Last week, a British court refused an appeal by Shamima Begum, a twenty-year-old woman from London, to regain her British citizenship. Begum was deprived of her nationality last February, after she was discovered by the Times of London in a refugee camp in northern Syria for women and children who had escaped the collapse of isis. Begum was nineteen at the time and nine months pregnant.
She had travelled to Syria to join the Islamic State, and, during her four years there, she married a Dutch jihadi and lost two children to disease. Begum identified herself to Anthony Loyd, a war reporter for the Times, after he had stopped by the al-Hawl camp on the last day of an assignment. “I am a sister from London. I’m a Bethnal Green girl,” Begum told Loyd.
She was anxious about her unborn child. “I’m scared that this baby is going to get sick in this camp,” Begum said. That’s why I really want to get back to Britain, because I know it will get taken care of, health-wise at least.” Loyd’s story ran on the front page of the newspaper. Five days later, Sajid Javid, the Home Secretary at the time, stripped Begum of her citizenship. Her baby, a boy named Jarrah, died of a respiratory infection, when he was three weeks old.
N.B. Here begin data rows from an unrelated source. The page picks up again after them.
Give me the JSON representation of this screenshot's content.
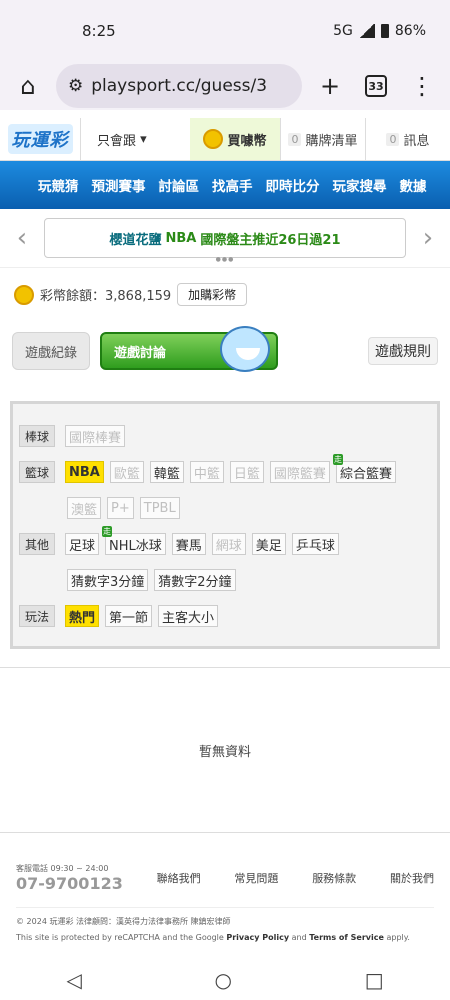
{
  "status": {
    "time": "8:25",
    "network": "5G",
    "battery": "86%"
  },
  "browser": {
    "url": "playsport.cc/guess/3",
    "tabs": "33"
  },
  "site_top": {
    "logo": "玩運彩",
    "follow": "只會跟",
    "buy": "買噱幣",
    "buy_list": "購牌清單",
    "buy_list_count": "0",
    "msg": "訊息",
    "msg_count": "0"
  },
  "nav": [
    "玩競猜",
    "預測賽事",
    "討論區",
    "找高手",
    "即時比分",
    "玩家搜尋",
    "數據"
  ],
  "banner": {
    "prefix": "櫻道花鹽",
    "highlight": "NBA",
    "suffix": "國際盤主推近26日過21"
  },
  "coins": {
    "label": "彩幣餘額：3,868,159",
    "add": "加購彩幣"
  },
  "game_tabs": {
    "record": "遊戲紀錄",
    "discuss": "遊戲討論",
    "rules": "遊戲規則"
  },
  "filters": {
    "baseball": {
      "label": "棒球",
      "chips": [
        "國際棒賽"
      ]
    },
    "basketball": {
      "label": "籃球",
      "chips": [
        "NBA",
        "歐籃",
        "韓籃",
        "中籃",
        "日籃",
        "國際籃賽",
        "綜合籃賽"
      ],
      "chips2": [
        "澳籃",
        "P+",
        "TPBL"
      ]
    },
    "other": {
      "label": "其他",
      "chips": [
        "足球",
        "NHL冰球",
        "賽馬",
        "網球",
        "美足",
        "乒乓球"
      ],
      "chips2": [
        "猜數字3分鐘",
        "猜數字2分鐘"
      ]
    },
    "mode": {
      "label": "玩法",
      "chips": [
        "熱門",
        "第一節",
        "主客大小"
      ]
    },
    "new_tag": "走"
  },
  "empty_text": "暫無資料",
  "footer": {
    "phone_label": "客服電話 09:30 ~ 24:00",
    "phone": "07-9700123",
    "links": [
      "聯絡我們",
      "常見問題",
      "服務條款",
      "關於我們"
    ],
    "copyright": "© 2024 玩運彩 法律顧問：漢英得力法律事務所 陳鎮宏律師",
    "recaptcha_pre": "This site is protected by reCAPTCHA and the Google",
    "privacy": "Privacy Policy",
    "and": "and",
    "terms": "Terms of Service",
    "apply": "apply."
  }
}
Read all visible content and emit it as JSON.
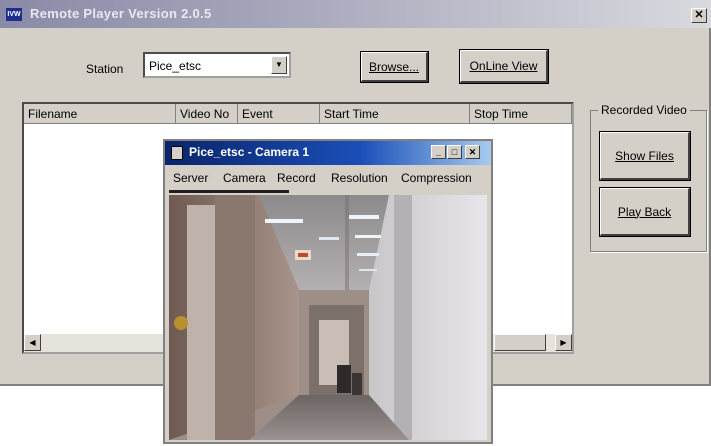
{
  "main_window": {
    "title": "Remote Player Version 2.0.5",
    "app_icon": "IVW",
    "close_glyph": "✕",
    "station_label": "Station",
    "station_value": "Pice_etsc",
    "browse_label": "Browse...",
    "online_view_label": "OnLine View",
    "list_columns": [
      "Filename",
      "Video No",
      "Event",
      "Start Time",
      "Stop Time"
    ],
    "recorded_group_title": "Recorded Video",
    "show_files_label": "Show Files",
    "play_back_label": "Play Back"
  },
  "camera_window": {
    "title": "Pice_etsc - Camera 1",
    "menu": [
      "Server",
      "Camera",
      "Record",
      "Resolution",
      "Compression"
    ]
  },
  "icons": [
    "app-icon",
    "close-icon",
    "dropdown-arrow-icon",
    "scroll-left-icon",
    "scroll-right-icon",
    "camera-window-icon",
    "minimize-icon",
    "maximize-icon"
  ]
}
European governments have used a hodgepodge of methods to deal with citizens who went to fight for the Islamic State or live in the doomed caliphate. In 2017, during the battle for Mosul, the Wall Street Journal reported that French special forces had been sent to the city in order to enlist Iraqi soldiers to kill French nationals. Two years earlier, David Cameron,
the British Prime Minister, authorized drone strikes against two British men who were said to be plotting terrorist attacks from Syria. The approach to women who went to join isis, and children born during its tumultuous existence, has been, in general, both more lenient and more passive. In 2016, Laura Passoni, a Belgian woman who spent nine months living outside Aleppo,
was fined fifteen thousand euros and given a suspended jail sentence. Albania, among other countries, has policies of monitoring, rather than prosecuting, women who married Islamic State fighters and then returned from the conflict.